= 23rd Regiment of (Light) Dragoons =

British Army cavalry regiment

The 23rd Light Dragoons was a cavalry regiment of the British Army which existed several times.

==1st existence==

It was created in 1781 as the 23rd Regiment of (Light) Dragoons by Sir John Burgoyne, Bt. at Bedford but renumbered in 1786 as the 19th Regiment of (Light) Dragoons.

==2nd existence==

It was re-raised in 1794 by Colonel William Fullarton but disbanded a short time later in 1802.

==3rd existence==

It was reformed a third time on 10 March 1803 by re-numbering the 26th Light Dragoons, and served in Spain, Egypt and at Waterloo, before being disbanded at Radipole Barracks on 24 November 1817. The 26th Light Dragoons had been raised in 1795 by Major-General Russell Manners.

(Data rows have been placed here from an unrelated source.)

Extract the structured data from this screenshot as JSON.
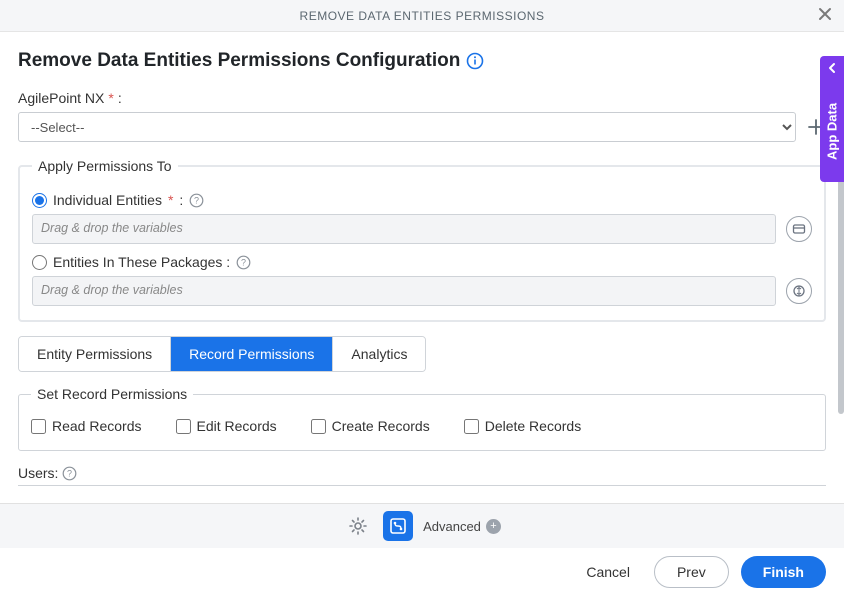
{
  "titlebar": {
    "title": "REMOVE DATA ENTITIES PERMISSIONS"
  },
  "heading": "Remove Data Entities Permissions Configuration",
  "agilepoint": {
    "label": "AgilePoint NX",
    "select_placeholder": "--Select--"
  },
  "apply_group": {
    "legend": "Apply Permissions To",
    "individual_label": "Individual Entities",
    "packages_label": "Entities In These Packages :",
    "drop_placeholder": "Drag & drop the variables"
  },
  "tabs": {
    "entity": "Entity Permissions",
    "record": "Record Permissions",
    "analytics": "Analytics"
  },
  "record_perms": {
    "legend": "Set Record Permissions",
    "read": "Read Records",
    "edit": "Edit Records",
    "create": "Create Records",
    "delete": "Delete Records"
  },
  "users_label": "Users:",
  "footer": {
    "advanced": "Advanced",
    "cancel": "Cancel",
    "prev": "Prev",
    "finish": "Finish"
  },
  "sidebar": {
    "label": "App Data"
  }
}
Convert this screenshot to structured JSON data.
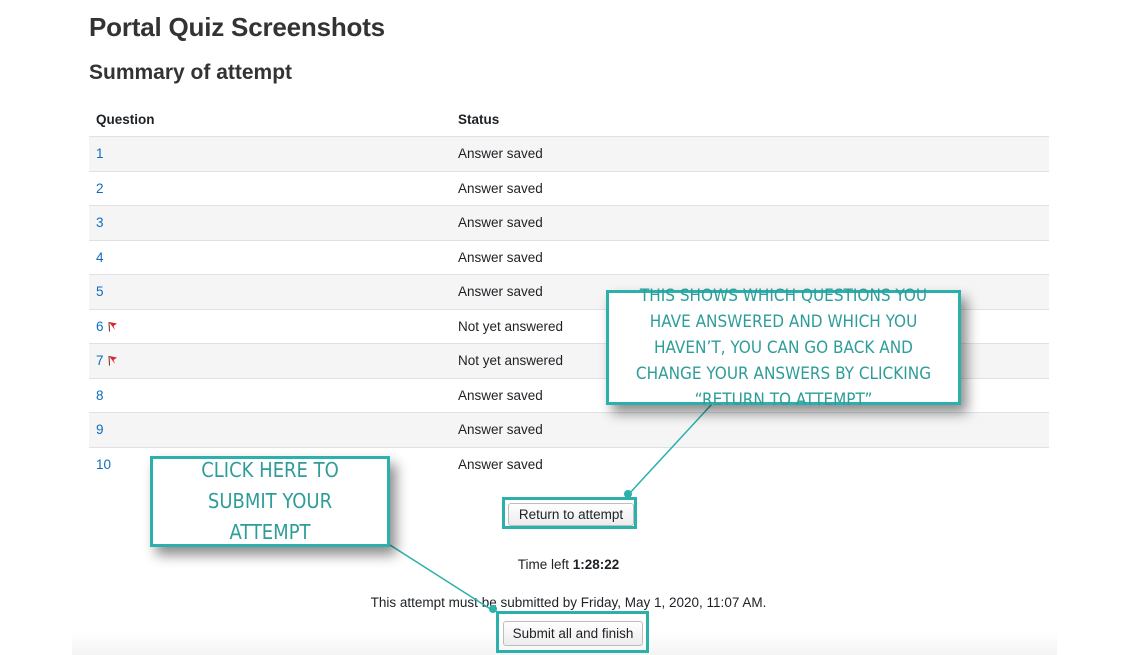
{
  "page_title": "Portal Quiz Screenshots",
  "summary_heading": "Summary of attempt",
  "table": {
    "headers": {
      "question": "Question",
      "status": "Status"
    },
    "rows": [
      {
        "question": "1",
        "status": "Answer saved",
        "flagged": false
      },
      {
        "question": "2",
        "status": "Answer saved",
        "flagged": false
      },
      {
        "question": "3",
        "status": "Answer saved",
        "flagged": false
      },
      {
        "question": "4",
        "status": "Answer saved",
        "flagged": false
      },
      {
        "question": "5",
        "status": "Answer saved",
        "flagged": false
      },
      {
        "question": "6",
        "status": "Not yet answered",
        "flagged": true
      },
      {
        "question": "7",
        "status": "Not yet answered",
        "flagged": true
      },
      {
        "question": "8",
        "status": "Answer saved",
        "flagged": false
      },
      {
        "question": "9",
        "status": "Answer saved",
        "flagged": false
      },
      {
        "question": "10",
        "status": "Answer saved",
        "flagged": false
      }
    ]
  },
  "return_button_label": "Return to attempt",
  "time_left": {
    "label": "Time left",
    "value": "1:28:22"
  },
  "deadline_text": "This attempt must be submitted by Friday, May 1, 2020, 11:07 AM.",
  "submit_button_label": "Submit all and finish",
  "callouts": {
    "top": "This shows which questions you have answered and which you haven’t, you can go back and change your answers by clicking “Return to attempt”",
    "left": "Click here to submit your  attempt"
  },
  "colors": {
    "link": "#0f6cbf",
    "callout_border": "#2bb0ab",
    "callout_text": "#2e9d9a",
    "flag": "#d9262b",
    "row_stripe": "#f5f5f5"
  },
  "icons": {
    "flag": "flag-icon"
  }
}
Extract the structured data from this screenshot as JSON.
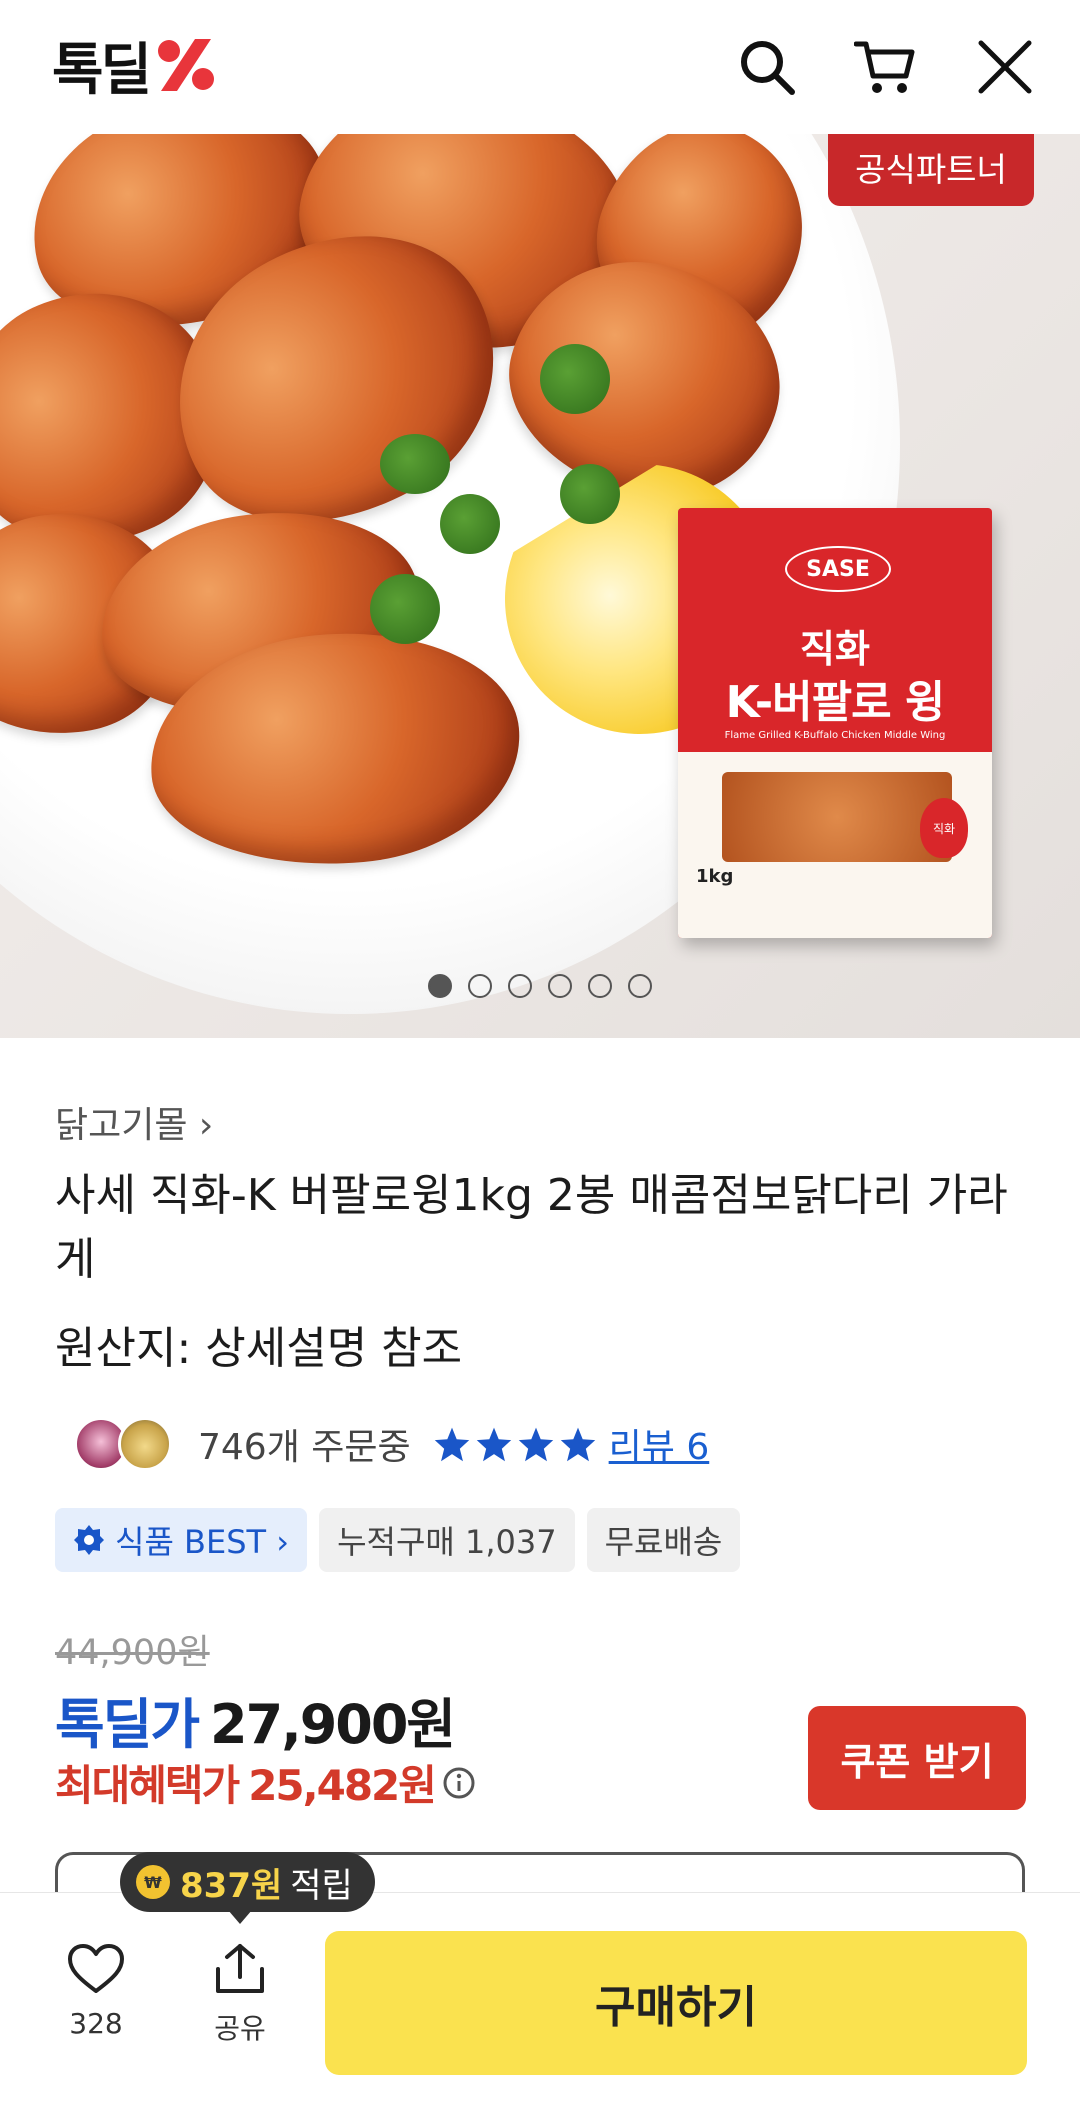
{
  "header": {
    "logo_text": "톡딜",
    "icons": [
      "search-icon",
      "cart-icon",
      "close-icon"
    ],
    "accent": "#e8353b"
  },
  "hero": {
    "partner_badge": "공식파트너",
    "package": {
      "brand": "SASE",
      "line1": "직화",
      "line2": "K-버팔로 윙",
      "subtitle": "Flame Grilled K-Buffalo Chicken Middle Wing",
      "weight": "1kg",
      "flame_label": "직화"
    },
    "slide_count": 6,
    "active_slide": 1
  },
  "product": {
    "store": "닭고기몰 ›",
    "title": "사세 직화-K 버팔로윙1kg 2봉 매콤점보닭다리 가라게",
    "origin": "원산지: 상세설명 참조",
    "orders": "746개 주문중",
    "rating_stars": 4,
    "review_link": "리뷰 6",
    "chips": [
      "식품 BEST ›",
      "누적구매 1,037",
      "무료배송"
    ]
  },
  "price": {
    "original": "44,900원",
    "deal_label": "톡딜가",
    "deal_price": "27,900원",
    "max_label": "최대혜택가",
    "max_price": "25,482원",
    "coupon_button": "쿠폰 받기",
    "colors": {
      "deal": "#1a56c8",
      "max": "#d33a2a",
      "coupon": "#d9372a"
    }
  },
  "points_tooltip": {
    "amount": "837원",
    "suffix": "적립"
  },
  "bottom_bar": {
    "like_count": "328",
    "share_label": "공유",
    "buy_button": "구매하기",
    "buy_color": "#fae24f"
  }
}
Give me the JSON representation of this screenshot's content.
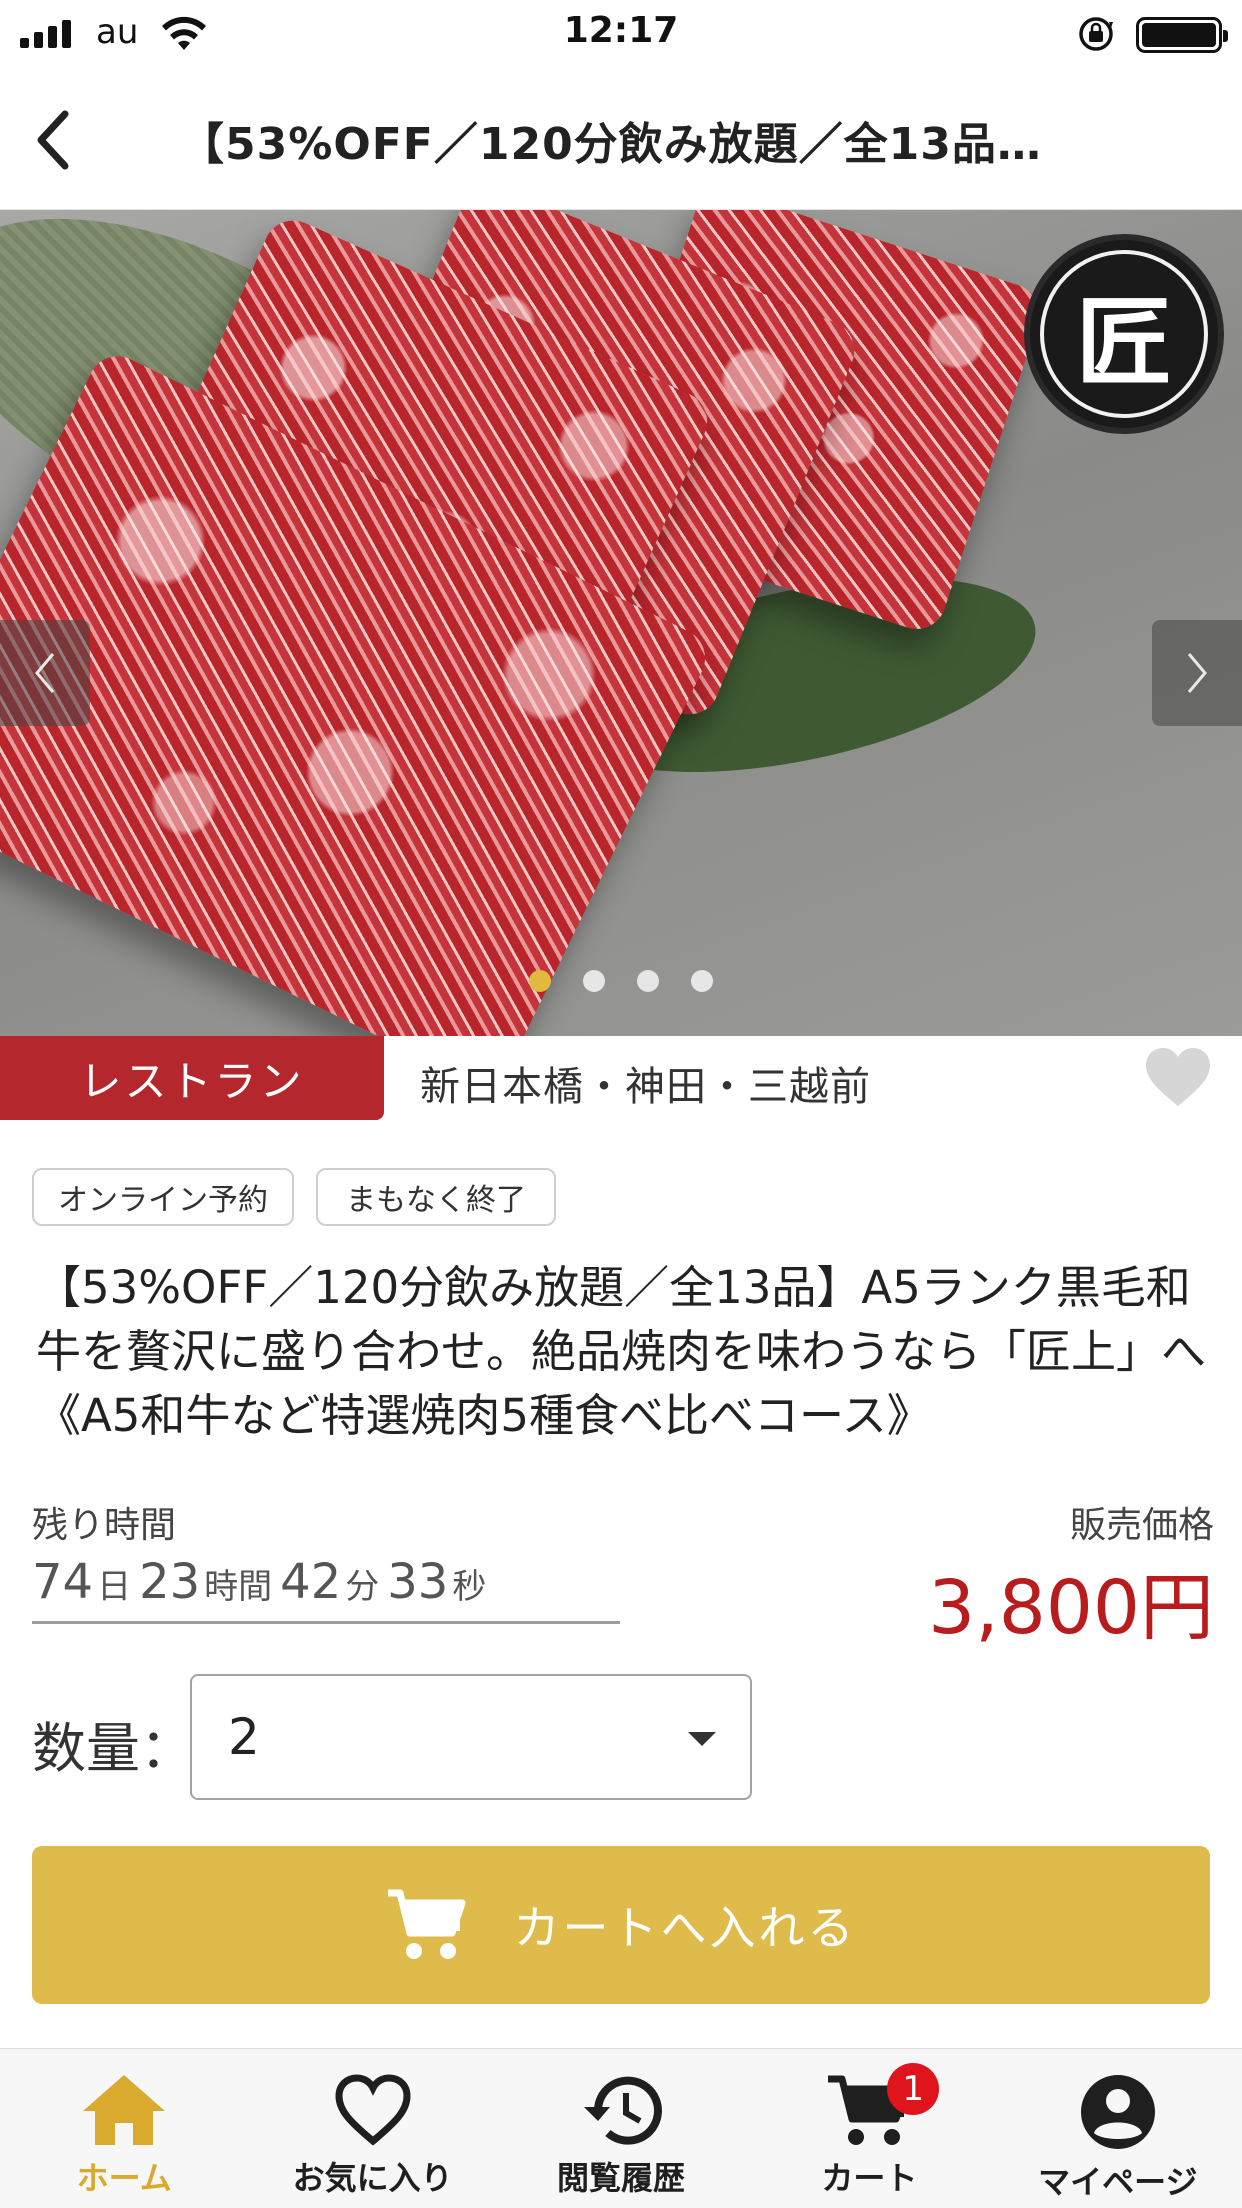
{
  "status_bar": {
    "carrier": "au",
    "time": "12:17"
  },
  "header": {
    "title": "【53%OFF／120分飲み放題／全13品…"
  },
  "hero": {
    "slide_count": 4,
    "active_slide": 1,
    "logo_text": "匠"
  },
  "category": {
    "label": "レストラン",
    "area": "新日本橋・神田・三越前"
  },
  "tags": [
    "オンライン予約",
    "まもなく終了"
  ],
  "deal": {
    "title": "【53%OFF／120分飲み放題／全13品】A5ランク黒毛和牛を贅沢に盛り合わせ。絶品焼肉を味わうなら「匠上」へ《A5和牛など特選焼肉5種食べ比べコース》"
  },
  "timer": {
    "label": "残り時間",
    "days": "74",
    "days_unit": "日",
    "hours": "23",
    "hours_unit": "時間",
    "minutes": "42",
    "minutes_unit": "分",
    "seconds": "33",
    "seconds_unit": "秒"
  },
  "price": {
    "label": "販売価格",
    "value": "3,800円"
  },
  "quantity": {
    "label": "数量：",
    "value": "2"
  },
  "cart_button": {
    "label": "カートへ入れる"
  },
  "bottom_nav": {
    "items": [
      {
        "label": "ホーム",
        "icon": "home-icon",
        "active": true
      },
      {
        "label": "お気に入り",
        "icon": "heart-icon"
      },
      {
        "label": "閲覧履歴",
        "icon": "history-icon"
      },
      {
        "label": "カート",
        "icon": "cart-icon",
        "badge": "1"
      },
      {
        "label": "マイページ",
        "icon": "account-icon"
      }
    ]
  },
  "colors": {
    "accent": "#dfbb4c",
    "category_red": "#b3272d",
    "price_red": "#b81c1c",
    "badge_red": "#e0141c"
  }
}
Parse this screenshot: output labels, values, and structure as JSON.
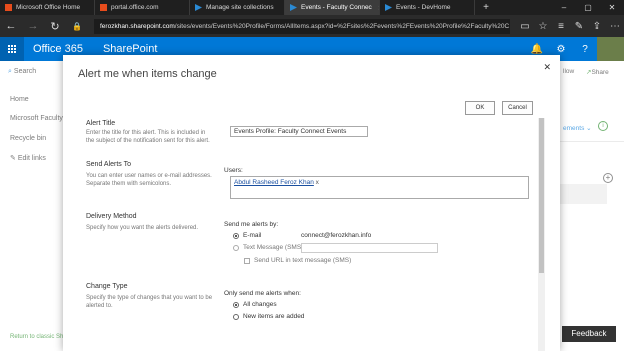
{
  "browser": {
    "tabs": [
      {
        "label": "Microsoft Office Home",
        "active": false
      },
      {
        "label": "portal.office.com",
        "active": false
      },
      {
        "label": "Manage site collections",
        "active": false
      },
      {
        "label": "Events - Faculty Connec",
        "active": true
      },
      {
        "label": "Events - DevHome",
        "active": false
      }
    ],
    "url_domain": "ferozkhan.sharepoint.com",
    "url_path": "/sites/events/Events%20Profile/Forms/AllItems.aspx?id=%2Fsites%2Fevents%2FEvents%20Profile%2Faculty%20C"
  },
  "suite": {
    "brand": "Office 365",
    "app": "SharePoint"
  },
  "page": {
    "search_label": "Search",
    "nav": [
      "Home",
      "Microsoft Faculty",
      "Recycle bin",
      "Edit links"
    ],
    "classic_link": "Return to classic SharePoint",
    "right_follow": "llow",
    "right_share": "Share",
    "right_elements": "ements",
    "feedback": "Feedback"
  },
  "dialog": {
    "title": "Alert me when items change",
    "ok": "OK",
    "cancel": "Cancel",
    "alert_title": {
      "heading": "Alert Title",
      "desc": "Enter the title for this alert. This is included in the subject of the notification sent for this alert.",
      "value": "Events Profile: Faculty Connect Events"
    },
    "send_to": {
      "heading": "Send Alerts To",
      "desc": "You can enter user names or e-mail addresses. Separate them with semicolons.",
      "users_label": "Users:",
      "user": "Abdul Rasheed Feroz Khan",
      "remove": "x"
    },
    "delivery": {
      "heading": "Delivery Method",
      "desc": "Specify how you want the alerts delivered.",
      "send_by_label": "Send me alerts by:",
      "email_label": "E-mail",
      "email_value": "connect@ferozkhan.info",
      "sms_label": "Text Message (SMS)",
      "url_in_sms": "Send URL in text message (SMS)"
    },
    "change_type": {
      "heading": "Change Type",
      "desc": "Specify the type of changes that you want to be alerted to.",
      "only_label": "Only send me alerts when:",
      "all_changes": "All changes",
      "new_items": "New items are added"
    }
  }
}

Notable officers who served in the regiment include Frederick Ponsonby, Sir William Payne-Gallwey, 1st Baronet, Joseph Muter and Henry Fane.

===Battle Honours===
Battle honours were:
Talavera, Peninsula, Egypt, Waterloo

===Regimental Colonels===
Colonels of the regiment were:
- 26th Regiment of (Light) Dragoons (formed 1795, Jamaica)
- 1795–1800: Gen. Russell Manners
- 1800–1804: Gen. Sir John Floyd, Bt.

- 23rd Regiment of (Light) Dragoons (1803)
- 1804–1807: Gen. William Cartwright
- 1807–1814: Gen. Sir William Payne, Bt.